Phase III studies of intravenous amivantamab demonstrated efficacy across epidermal growth factor receptor (EGFR)-mutated advanced non-small cell lung cancer (NSCLC). A subcutaneous formulation could improve tolerability and reduce administration time while maintaining efficacy. Patients with EGFR-mutated advanced NSCLC who progressed after osimertinib and platinum-based chemotherapy were randomly assigned 1:1 to receive subcutaneous or intravenous amivantamab, both combined with lazertinib. Coprimary pharmacokinetic noninferiority end points were trough concentrations (Ctrough; on cycle-2-day-1 or cycle-4-day-1) and cycle-2 area under the curve (AUCD1-D15). Key secondary end points were objective response rate (ORR) and progression-free survival (PFS). Overall survival (OS) was a predefined exploratory end point. Overall, 418 patients underwent random assignment (subcutaneous group, n = 206; intravenous group, n = 212). Geometric mean ratios of Ctrough for subcutaneous to intravenous amivantamab were 1.15 (90% CI, 1.04 to 1.26) at cycle-2-day-1 and 1.42 (90% CI, 1.27 to 1.61) at cycle-4-day-1; the cycle-2 AUCD1-D15 was 1.03 (90% CI, 0.98 to 1.09). ORR was 30% in the subcutaneous and 33% in the intravenous group; median PFS was 6.1 and 4.3 months, respectively. OS was significantly longer in the subcutaneous versus intravenous group (hazard ratio for death, 0.62; 95% CI, 0.42 to 0.92; nominal P = .02). Fewer patients in the subcutaneous group experienced infusion-related reactions (IRRs; 13% v 66%) and venous thromboembolism (9% v 14%) versus the intravenous group. Median administration time for the first infusion was reduced to 4.8 minutes (range, 0-18) for subcutaneous amivantamab and to 5 hours (range, 0.2-9.9) for intravenous amivantamab.

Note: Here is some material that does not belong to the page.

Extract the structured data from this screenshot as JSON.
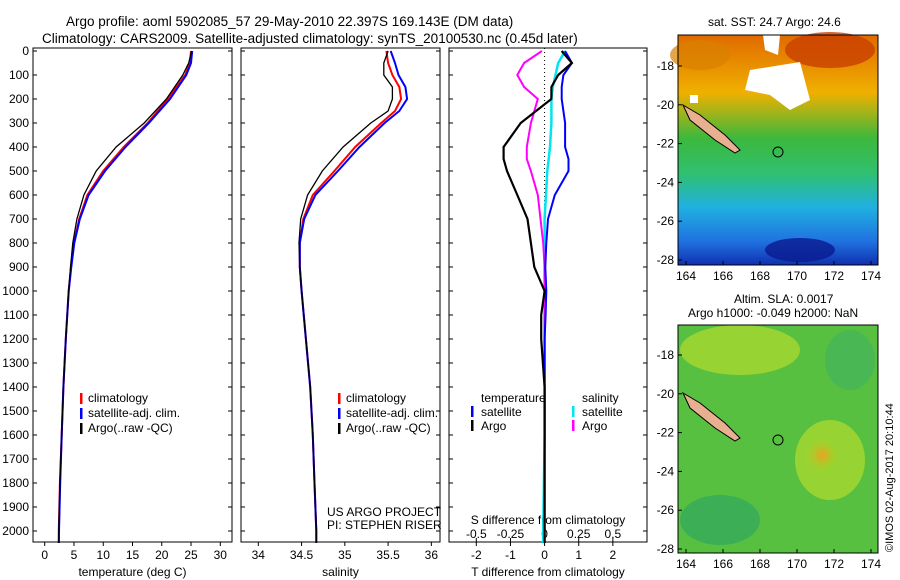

During cycle-1-day-1, 85% and 52% of patients in the subcutaneous and intravenous groups, respectively, considered treatment convenient; the end-of-treatment rates were 85% and 35%, respectively. Subcutaneous amivantamab-lazertinib demonstrated noninferiority to intravenous amivantamab-lazertinib, offering a consistent safety profile with reduced IRRs, increased convenience, and prolonged survival.